Now let’s compare these approaches in the following metrics:

Size (of serialized data, in bytes)
T_dump (Serializing time)
T_load (Deserializaing time)

Approach	Size	T_dump	T_load
pickle	15360156	15.7 ms	6.01 ms
MessagePack	19230003	97.6 ms	179 ms
pyarrow	15360704	17.3 ms	32.8 µs
DIY	15360008	12.5 ms	2.32 µs

Conclusion

MessagePack dumps the biggest output and take the longest to serialize/deserialize. This may be related to the way MessagePack encode floating point numbers: each float32 takes 5 bytes, not 4 bytes.

The DIY solution has only 8 bytes of overhead in size for the shape of the 2-D array, and is the fastest one. It’s not a general solution, but it demonstrate that we can fallback to this approach when size and speed of serialization are the bottlenecks.

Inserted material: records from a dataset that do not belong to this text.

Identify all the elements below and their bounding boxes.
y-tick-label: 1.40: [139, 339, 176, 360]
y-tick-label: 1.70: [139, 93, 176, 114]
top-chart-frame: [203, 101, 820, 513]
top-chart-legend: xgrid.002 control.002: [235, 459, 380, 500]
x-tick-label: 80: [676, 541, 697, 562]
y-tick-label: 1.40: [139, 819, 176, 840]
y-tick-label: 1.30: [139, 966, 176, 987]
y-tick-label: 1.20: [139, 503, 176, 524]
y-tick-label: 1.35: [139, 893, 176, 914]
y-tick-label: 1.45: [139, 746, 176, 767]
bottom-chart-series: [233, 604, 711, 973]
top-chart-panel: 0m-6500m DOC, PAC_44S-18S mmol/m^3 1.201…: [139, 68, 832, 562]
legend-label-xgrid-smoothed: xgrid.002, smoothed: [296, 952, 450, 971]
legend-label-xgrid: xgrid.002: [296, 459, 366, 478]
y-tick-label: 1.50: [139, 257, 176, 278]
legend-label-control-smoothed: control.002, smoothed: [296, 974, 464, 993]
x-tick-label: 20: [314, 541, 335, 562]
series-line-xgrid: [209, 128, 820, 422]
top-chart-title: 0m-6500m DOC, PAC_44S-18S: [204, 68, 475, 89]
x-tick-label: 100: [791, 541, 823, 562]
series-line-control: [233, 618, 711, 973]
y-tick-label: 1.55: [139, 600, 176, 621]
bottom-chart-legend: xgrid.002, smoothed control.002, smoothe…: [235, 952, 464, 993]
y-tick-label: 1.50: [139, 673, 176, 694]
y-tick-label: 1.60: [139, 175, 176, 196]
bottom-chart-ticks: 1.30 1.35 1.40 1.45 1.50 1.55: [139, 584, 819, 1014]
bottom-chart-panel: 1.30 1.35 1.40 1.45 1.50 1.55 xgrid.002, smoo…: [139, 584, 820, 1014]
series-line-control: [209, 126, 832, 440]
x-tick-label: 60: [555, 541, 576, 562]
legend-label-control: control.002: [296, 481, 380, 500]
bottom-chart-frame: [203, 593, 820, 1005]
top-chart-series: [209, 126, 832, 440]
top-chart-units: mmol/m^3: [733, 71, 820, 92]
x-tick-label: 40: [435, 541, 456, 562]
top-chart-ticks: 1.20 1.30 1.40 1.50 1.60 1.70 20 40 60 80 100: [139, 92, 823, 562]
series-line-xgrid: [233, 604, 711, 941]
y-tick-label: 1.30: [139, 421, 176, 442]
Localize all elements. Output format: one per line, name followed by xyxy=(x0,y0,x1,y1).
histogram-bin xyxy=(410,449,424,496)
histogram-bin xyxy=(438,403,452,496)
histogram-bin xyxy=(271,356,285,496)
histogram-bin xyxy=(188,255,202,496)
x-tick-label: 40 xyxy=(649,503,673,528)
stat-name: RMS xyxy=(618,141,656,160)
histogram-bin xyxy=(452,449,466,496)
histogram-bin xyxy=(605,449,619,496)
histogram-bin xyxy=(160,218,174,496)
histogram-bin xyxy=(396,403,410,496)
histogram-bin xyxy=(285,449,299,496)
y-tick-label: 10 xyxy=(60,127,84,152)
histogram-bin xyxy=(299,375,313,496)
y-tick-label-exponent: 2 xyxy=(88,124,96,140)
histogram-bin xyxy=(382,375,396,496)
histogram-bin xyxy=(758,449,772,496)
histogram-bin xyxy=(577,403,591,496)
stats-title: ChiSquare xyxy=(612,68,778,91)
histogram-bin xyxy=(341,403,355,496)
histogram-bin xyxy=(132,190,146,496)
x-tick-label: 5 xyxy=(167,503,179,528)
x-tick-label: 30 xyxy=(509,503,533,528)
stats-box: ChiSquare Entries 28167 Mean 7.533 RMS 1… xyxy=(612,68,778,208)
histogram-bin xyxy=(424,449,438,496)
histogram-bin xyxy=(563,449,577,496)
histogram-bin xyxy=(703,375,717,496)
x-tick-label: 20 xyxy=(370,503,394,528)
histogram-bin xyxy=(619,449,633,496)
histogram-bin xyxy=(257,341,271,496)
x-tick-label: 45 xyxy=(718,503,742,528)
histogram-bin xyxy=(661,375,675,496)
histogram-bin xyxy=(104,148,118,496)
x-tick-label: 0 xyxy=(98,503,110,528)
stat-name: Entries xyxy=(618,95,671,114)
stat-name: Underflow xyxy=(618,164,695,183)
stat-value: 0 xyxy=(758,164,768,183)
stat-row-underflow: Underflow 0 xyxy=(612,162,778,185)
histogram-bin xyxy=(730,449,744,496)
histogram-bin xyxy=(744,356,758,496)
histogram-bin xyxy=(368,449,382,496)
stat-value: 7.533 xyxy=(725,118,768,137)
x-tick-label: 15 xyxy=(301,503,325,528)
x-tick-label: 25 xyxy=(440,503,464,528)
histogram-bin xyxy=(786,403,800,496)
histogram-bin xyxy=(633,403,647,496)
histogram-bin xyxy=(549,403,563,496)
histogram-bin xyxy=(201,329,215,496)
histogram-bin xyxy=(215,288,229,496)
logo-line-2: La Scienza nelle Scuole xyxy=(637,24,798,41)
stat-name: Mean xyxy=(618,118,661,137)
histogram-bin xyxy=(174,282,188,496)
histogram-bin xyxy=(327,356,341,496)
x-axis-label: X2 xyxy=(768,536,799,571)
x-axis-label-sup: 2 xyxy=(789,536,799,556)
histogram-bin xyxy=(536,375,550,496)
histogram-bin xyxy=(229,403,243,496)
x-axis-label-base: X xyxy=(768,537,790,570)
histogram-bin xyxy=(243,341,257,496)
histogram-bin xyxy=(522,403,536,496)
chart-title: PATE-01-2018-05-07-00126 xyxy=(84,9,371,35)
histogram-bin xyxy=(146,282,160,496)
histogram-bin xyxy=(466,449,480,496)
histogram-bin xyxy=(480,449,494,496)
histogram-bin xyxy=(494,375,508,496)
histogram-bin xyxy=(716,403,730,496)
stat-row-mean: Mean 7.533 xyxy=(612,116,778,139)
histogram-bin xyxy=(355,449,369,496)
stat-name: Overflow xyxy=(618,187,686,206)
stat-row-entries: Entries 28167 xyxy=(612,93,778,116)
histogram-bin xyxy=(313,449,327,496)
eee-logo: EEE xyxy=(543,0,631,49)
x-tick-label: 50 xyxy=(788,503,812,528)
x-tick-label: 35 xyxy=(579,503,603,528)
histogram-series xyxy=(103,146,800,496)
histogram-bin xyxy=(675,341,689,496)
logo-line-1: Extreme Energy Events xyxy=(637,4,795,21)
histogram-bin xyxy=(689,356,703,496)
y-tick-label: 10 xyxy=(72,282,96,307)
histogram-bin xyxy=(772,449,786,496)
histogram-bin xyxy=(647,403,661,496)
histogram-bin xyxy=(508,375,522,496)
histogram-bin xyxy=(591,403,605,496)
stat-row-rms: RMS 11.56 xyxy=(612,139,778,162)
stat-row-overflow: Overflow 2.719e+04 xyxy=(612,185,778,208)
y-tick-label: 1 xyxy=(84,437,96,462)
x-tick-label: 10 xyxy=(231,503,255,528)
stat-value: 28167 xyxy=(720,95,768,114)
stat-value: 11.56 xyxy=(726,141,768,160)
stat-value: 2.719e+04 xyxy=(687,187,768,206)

pyarrow is the fastest general solution I have tried in this experiment, though the overhead in size is a little larger than when using pickle. The good thing about pyarrow is that the time taken to deserialize doesn’t grow linearly with the size of array, it’s about 32 µs even when I make the array 5 times larger (This is because pyarrow use zero-copy memory sharing to avoid moving the array around. It’s why I use np.frombuffer in the DIY approach).

But if what you have is not a small number of big arrays, but a massive number of small arrays, using pyarrow may not be the right choice. Because even for a 2-D array with only 1 row, it still takes about 20 µs, there are some fixed overhead there.